Haley: You’ve mentioned this a couple of times, and I want to drill down on it. There’s a debate on Capitol Hill and in think tank circles—it sounds like you discussed it with some of the members of parliament there—about strategic ambiguity and whether America should clearly say, “We will help defend Taiwan if it is attacked by China.” Do you agree with that? Do you think America should come out and say that? Or do you think that ambiguity is still necessary?
Rep. Beyer: If you give me permission to change my mind as the world evolves. For the moment, I think our strategic ambiguity has worked well for a long time. And in many ways, the Russia-Ukraine war—the way the world has responded to it under our leadership in the enormous economic sanctions, for example—it points out that there are ways of deterring Chinese aggression without having to send 20,000 Marines or F-35s. Having that ambiguity, that uncertainty, probably is helpful. … They can pay an enormous penalty without having to exchange weapon fire. And this is especially true; for the first time since the early ‘60s, our economy is growing faster than theirs.
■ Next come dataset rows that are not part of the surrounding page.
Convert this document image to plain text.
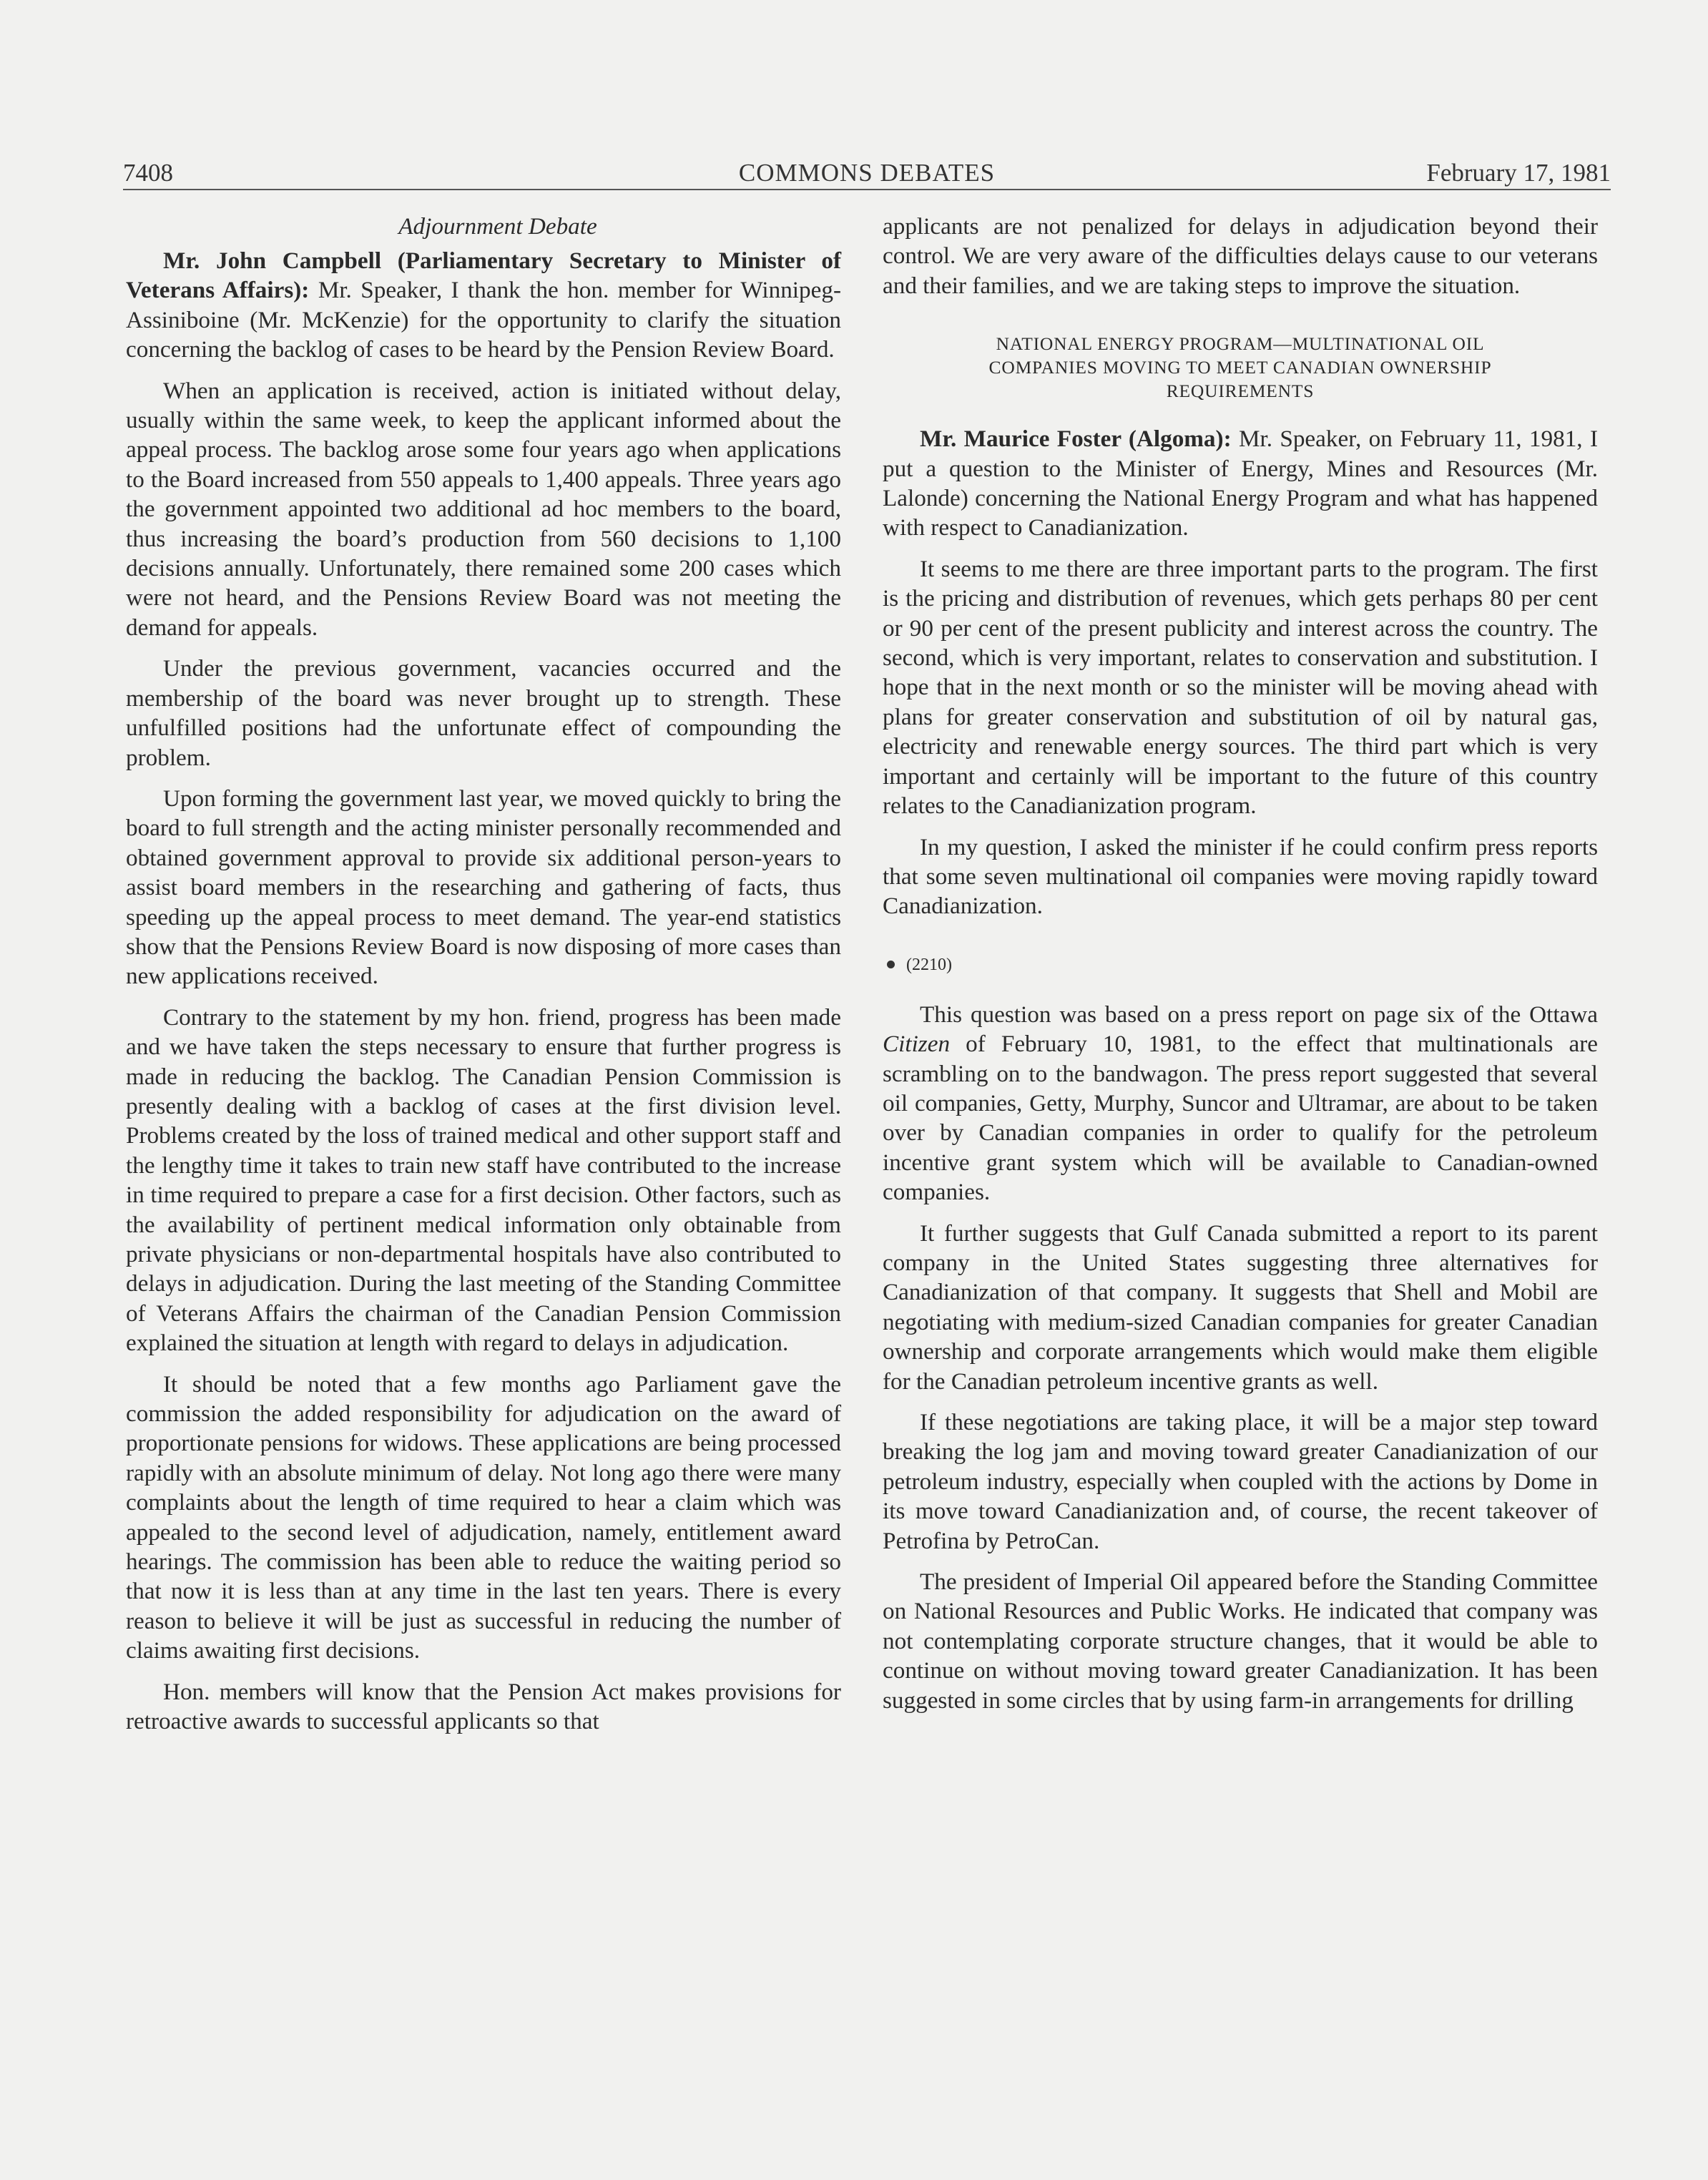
7408	COMMONS DEBATES	February 17, 1981
Adjournment Debate

Mr. John Campbell (Parliamentary Secretary to Minister of Veterans Affairs): Mr. Speaker, I thank the hon. member for Winnipeg-Assiniboine (Mr. McKenzie) for the opportunity to clarify the situation concerning the backlog of cases to be heard by the Pension Review Board.

When an application is received, action is initiated without delay, usually within the same week, to keep the applicant informed about the appeal process. The backlog arose some four years ago when applications to the Board increased from 550 appeals to 1,400 appeals. Three years ago the government appointed two additional ad hoc members to the board, thus increasing the board’s production from 560 decisions to 1,100 decisions annually. Unfortunately, there remained some 200 cases which were not heard, and the Pensions Review Board was not meeting the demand for appeals.

Under the previous government, vacancies occurred and the membership of the board was never brought up to strength. These unfulfilled positions had the unfortunate effect of compounding the problem.

Upon forming the government last year, we moved quickly to bring the board to full strength and the acting minister personally recommended and obtained government approval to provide six additional person-years to assist board members in the researching and gathering of facts, thus speeding up the appeal process to meet demand. The year-end statistics show that the Pensions Review Board is now disposing of more cases than new applications received.

Contrary to the statement by my hon. friend, progress has been made and we have taken the steps necessary to ensure that further progress is made in reducing the backlog. The Canadian Pension Commission is presently dealing with a backlog of cases at the first division level. Problems created by the loss of trained medical and other support staff and the lengthy time it takes to train new staff have contributed to the increase in time required to prepare a case for a first decision. Other factors, such as the availability of pertinent medical information only obtainable from private physicians or non-departmental hospitals have also contributed to delays in adjudication. During the last meeting of the Standing Committee of Veterans Affairs the chairman of the Canadian Pension Commission explained the situation at length with regard to delays in adjudication.

It should be noted that a few months ago Parliament gave the commission the added responsibility for adjudication on the award of proportionate pensions for widows. These applications are being processed rapidly with an absolute minimum of delay. Not long ago there were many complaints about the length of time required to hear a claim which was appealed to the second level of adjudication, namely, entitlement award hearings. The commission has been able to reduce the waiting period so that now it is less than at any time in the last ten years. There is every reason to believe it will be just as successful in reducing the number of claims awaiting first decisions.

Hon. members will know that the Pension Act makes provisions for retroactive awards to successful applicants so that

applicants are not penalized for delays in adjudication beyond their control. We are very aware of the difficulties delays cause to our veterans and their families, and we are taking steps to improve the situation.

NATIONAL ENERGY PROGRAM—MULTINATIONAL OIL
COMPANIES MOVING TO MEET CANADIAN OWNERSHIP
REQUIREMENTS

Mr. Maurice Foster (Algoma): Mr. Speaker, on February 11, 1981, I put a question to the Minister of Energy, Mines and Resources (Mr. Lalonde) concerning the National Energy Program and what has happened with respect to Canadianization.

It seems to me there are three important parts to the program. The first is the pricing and distribution of revenues, which gets perhaps 80 per cent or 90 per cent of the present publicity and interest across the country. The second, which is very important, relates to conservation and substitution. I hope that in the next month or so the minister will be moving ahead with plans for greater conservation and substitution of oil by natural gas, electricity and renewable energy sources. The third part which is very important and certainly will be important to the future of this country relates to the Canadianization program.

In my question, I asked the minister if he could confirm press reports that some seven multinational oil companies were moving rapidly toward Canadianization.

(2210)

This question was based on a press report on page six of the Ottawa Citizen of February 10, 1981, to the effect that multinationals are scrambling on to the bandwagon. The press report suggested that several oil companies, Getty, Murphy, Suncor and Ultramar, are about to be taken over by Canadian companies in order to qualify for the petroleum incentive grant system which will be available to Canadian-owned companies.

It further suggests that Gulf Canada submitted a report to its parent company in the United States suggesting three alternatives for Canadianization of that company. It suggests that Shell and Mobil are negotiating with medium-sized Canadian companies for greater Canadian ownership and corporate arrangements which would make them eligible for the Canadian petroleum incentive grants as well.

If these negotiations are taking place, it will be a major step toward breaking the log jam and moving toward greater Canadianization of our petroleum industry, especially when coupled with the actions by Dome in its move toward Canadianization and, of course, the recent takeover of Petrofina by PetroCan.

The president of Imperial Oil appeared before the Standing Committee on National Resources and Public Works. He indicated that company was not contemplating corporate structure changes, that it would be able to continue on without moving toward greater Canadianization. It has been suggested in some circles that by using farm-in arrangements for drilling
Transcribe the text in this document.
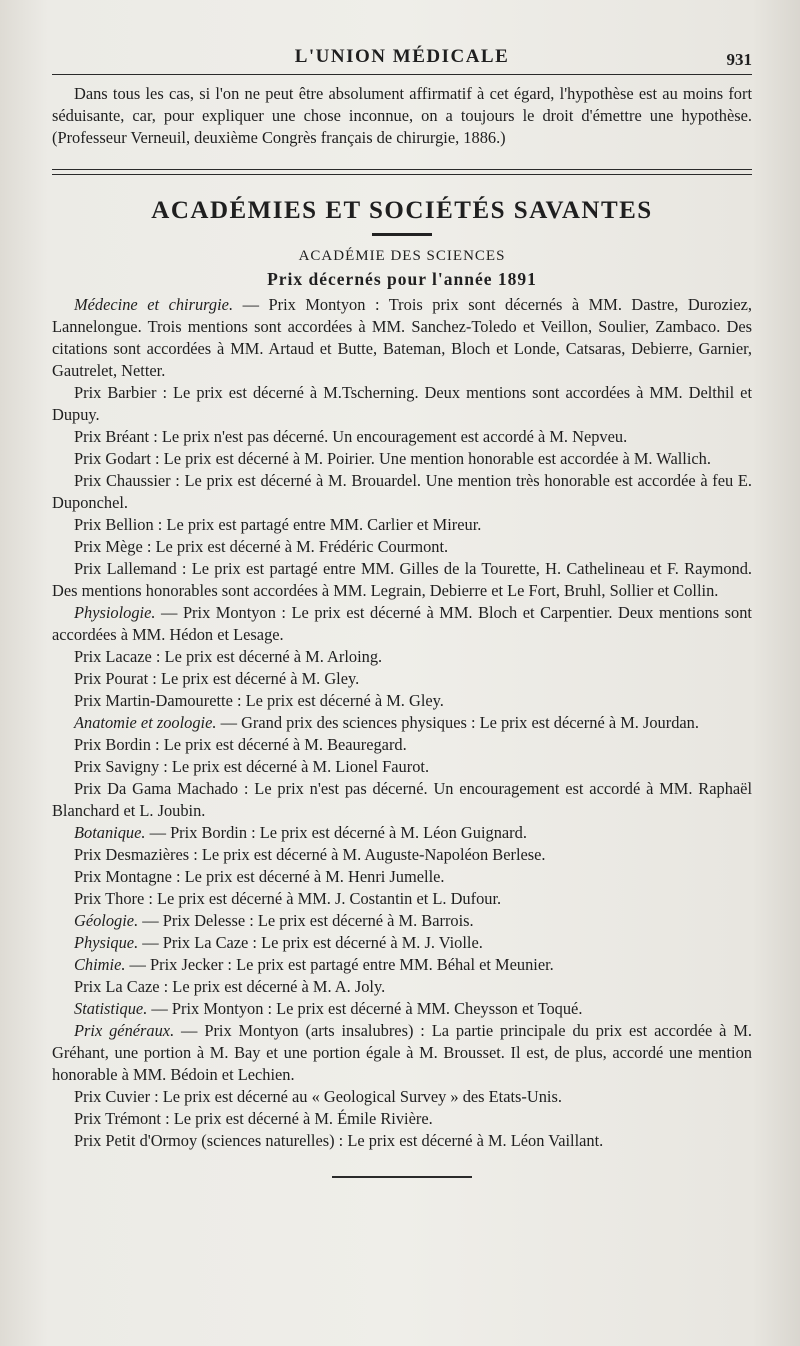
L'UNION MÉDICALE	931

Dans tous les cas, si l'on ne peut être absolument affirmatif à cet égard, l'hypothèse est au moins fort séduisante, car, pour expliquer une chose inconnue, on a toujours le droit d'émettre une hypothèse. (Professeur Verneuil, deuxième Congrès français de chirurgie, 1886.)

ACADÉMIES ET SOCIÉTÉS SAVANTES
ACADÉMIE DES SCIENCES
Prix décernés pour l'année 1891

Médecine et chirurgie. — Prix Montyon : Trois prix sont décernés à MM. Dastre, Duroziez, Lannelongue. Trois mentions sont accordées à MM. Sanchez-Toledo et Veillon, Soulier, Zambaco. Des citations sont accordées à MM. Artaud et Butte, Bateman, Bloch et Londe, Catsaras, Debierre, Garnier, Gautrelet, Netter.

Prix Barbier : Le prix est décerné à M.Tscherning. Deux mentions sont accordées à MM. Delthil et Dupuy.

Prix Bréant : Le prix n'est pas décerné. Un encouragement est accordé à M. Nepveu.

Prix Godart : Le prix est décerné à M. Poirier. Une mention honorable est accordée à M. Wallich.

Prix Chaussier : Le prix est décerné à M. Brouardel. Une mention très honorable est accordée à feu E. Duponchel.

Prix Bellion : Le prix est partagé entre MM. Carlier et Mireur.

Prix Mège : Le prix est décerné à M. Frédéric Courmont.

Prix Lallemand : Le prix est partagé entre MM. Gilles de la Tourette, H. Cathelineau et F. Raymond. Des mentions honorables sont accordées à MM. Legrain, Debierre et Le Fort, Bruhl, Sollier et Collin.

Physiologie. — Prix Montyon : Le prix est décerné à MM. Bloch et Carpentier. Deux mentions sont accordées à MM. Hédon et Lesage.

Prix Lacaze : Le prix est décerné à M. Arloing.

Prix Pourat : Le prix est décerné à M. Gley.

Prix Martin-Damourette : Le prix est décerné à M. Gley.

Anatomie et zoologie. — Grand prix des sciences physiques : Le prix est décerné à M. Jourdan.

Prix Bordin : Le prix est décerné à M. Beauregard.

Prix Savigny : Le prix est décerné à M. Lionel Faurot.

Prix Da Gama Machado : Le prix n'est pas décerné. Un encouragement est accordé à MM. Raphaël Blanchard et L. Joubin.

Botanique. — Prix Bordin : Le prix est décerné à M. Léon Guignard.

Prix Desmazières : Le prix est décerné à M. Auguste-Napoléon Berlese.

Prix Montagne : Le prix est décerné à M. Henri Jumelle.

Prix Thore : Le prix est décerné à MM. J. Costantin et L. Dufour.

Géologie. — Prix Delesse : Le prix est décerné à M. Barrois.

Physique. — Prix La Caze : Le prix est décerné à M. J. Violle.

Chimie. — Prix Jecker : Le prix est partagé entre MM. Béhal et Meunier.

Prix La Caze : Le prix est décerné à M. A. Joly.

Statistique. — Prix Montyon : Le prix est décerné à MM. Cheysson et Toqué.

Prix généraux. — Prix Montyon (arts insalubres) : La partie principale du prix est accordée à M. Gréhant, une portion à M. Bay et une portion égale à M. Brousset. Il est, de plus, accordé une mention honorable à MM. Bédoin et Lechien.

Prix Cuvier : Le prix est décerné au « Geological Survey » des Etats-Unis.

Prix Trémont : Le prix est décerné à M. Émile Rivière.

Prix Petit d'Ormoy (sciences naturelles) : Le prix est décerné à M. Léon Vaillant.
Haley: In responding to the war in Ukraine, there were sort of some political hurdles to a lot of the sanctions on Russia. It’s almost a question of—especially you see this in Germany and places that are dependent on Russia—it’s a question of willpower. So you mention that we have these tools available to us if China attacks Taiwan, but do we have the willpower to take those punitive economic measures?
Rep. Beyer: I would think so. In many ways, they might be easier than Russia. Russia has oil, coal, and natural gas to hold over the heads of much of Europe and Israel and the like. China does not have that. They have a lot of consumer goods that they sell to the rest of the world. So it might be easier. Also China, from what I understand, their diplomacy tends to be rough. They’re good at spreading money around to, say, the African countries and some in central America and the like, but they don’t do it in a way that necessarily makes friends. You know, sort of trying to buy loyalty because they can’t do it with their values. They can’t hold out the prospect of the American dream, which is so attractive to people around the world. Self-determination and freedom and democracy, but they can’t do any of that. The promise of autocracy doesn’t really work very well.